Si nos centramos en conducir, hacer kilómetros y llevar una buena media, cuando lleguemos a Millau simplemente veremos el cartel que nos indica la población, un peaje y un puente largo. Y venga, a engullir más kilométros. Y nos habríamos pasado por alto, nunca mejor dicho, una maravilla de la arquitectura moderna, el viaducto de Millau.

El río Tarn es famoso por sus profundos y sinuosos valles, y aquí en Millau, se luce con un cañón de más de 340 metros de caída libre y más de 2 kilómetros de anchura.
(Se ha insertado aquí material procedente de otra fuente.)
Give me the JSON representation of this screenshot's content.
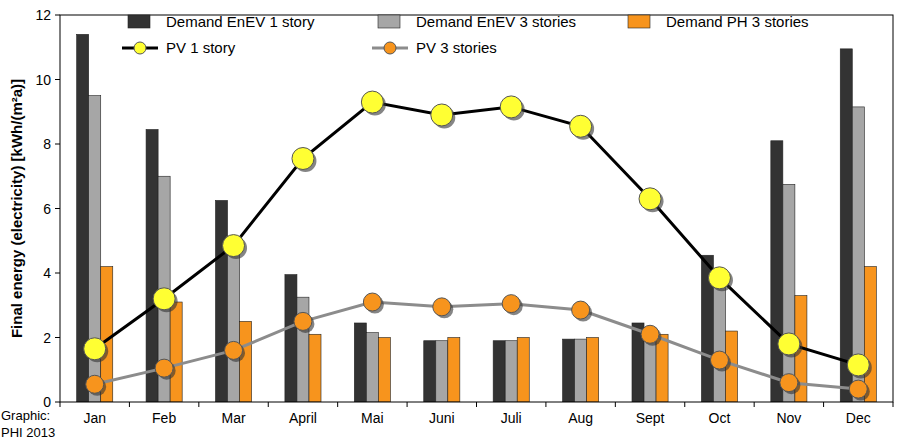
{
  "chart_data": {
    "type": "bar",
    "y_label": "Final energy (electricity) [kWh/(m²a)]",
    "annotations": [
      "Graphic:",
      "PHI 2013"
    ],
    "categories": [
      "Jan",
      "Feb",
      "Mar",
      "April",
      "Mai",
      "Juni",
      "Juli",
      "Aug",
      "Sept",
      "Oct",
      "Nov",
      "Dec"
    ],
    "series": [
      {
        "name": "Demand EnEV 1 story",
        "type": "bar",
        "color": "#333333",
        "values": [
          11.4,
          8.45,
          6.25,
          3.95,
          2.45,
          1.9,
          1.9,
          1.95,
          2.45,
          4.55,
          8.1,
          10.95
        ]
      },
      {
        "name": "Demand EnEV 3 stories",
        "type": "bar",
        "color": "#a6a6a6",
        "values": [
          9.5,
          7.0,
          4.75,
          3.25,
          2.15,
          1.9,
          1.9,
          1.95,
          2.3,
          3.8,
          6.75,
          9.15
        ]
      },
      {
        "name": "Demand PH 3 stories",
        "type": "bar",
        "color": "#f7941d",
        "values": [
          4.2,
          3.1,
          2.5,
          2.1,
          2.0,
          2.0,
          2.0,
          2.0,
          2.1,
          2.2,
          3.3,
          4.2
        ]
      },
      {
        "name": "PV 1 story",
        "type": "line",
        "color": "#000000",
        "marker": "circle",
        "values": [
          1.65,
          3.2,
          4.85,
          7.55,
          9.3,
          8.9,
          9.15,
          8.55,
          6.3,
          3.85,
          1.8,
          1.15
        ]
      },
      {
        "name": "PV 3 stories",
        "type": "line",
        "color": "#8c8c8c",
        "marker": "circle",
        "values": [
          0.55,
          1.05,
          1.6,
          2.5,
          3.1,
          2.95,
          3.05,
          2.85,
          2.1,
          1.3,
          0.6,
          0.4
        ]
      }
    ],
    "ylim": [
      0,
      12
    ],
    "yticks": [
      0,
      2,
      4,
      6,
      8,
      10,
      12
    ],
    "grid": false,
    "legend": "top"
  }
}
Para salvar este accidente geográfico había varias opciones: dar un rodeo de cientos de kilómetros o hacer un puente. Y los franceses hicieron lo más fácil: un puente con 7 pilares de hormigón. Si esto no impresiona, añadiré que podríamos poner tranquilamente 1 Torre Eiffel debajo y aún sobrarían un par de decenas de metros. Como curiosidad, hay una escena de la película francesa Taxi que ocurre en el puente, cuando lo están construyendo.

Por otra parte, una vez pasado el puente, lado norte, hay un área de descanso en una vieja casona de campo donde podemos mirar el puente o informarnos de las opciones turísticas de la zona.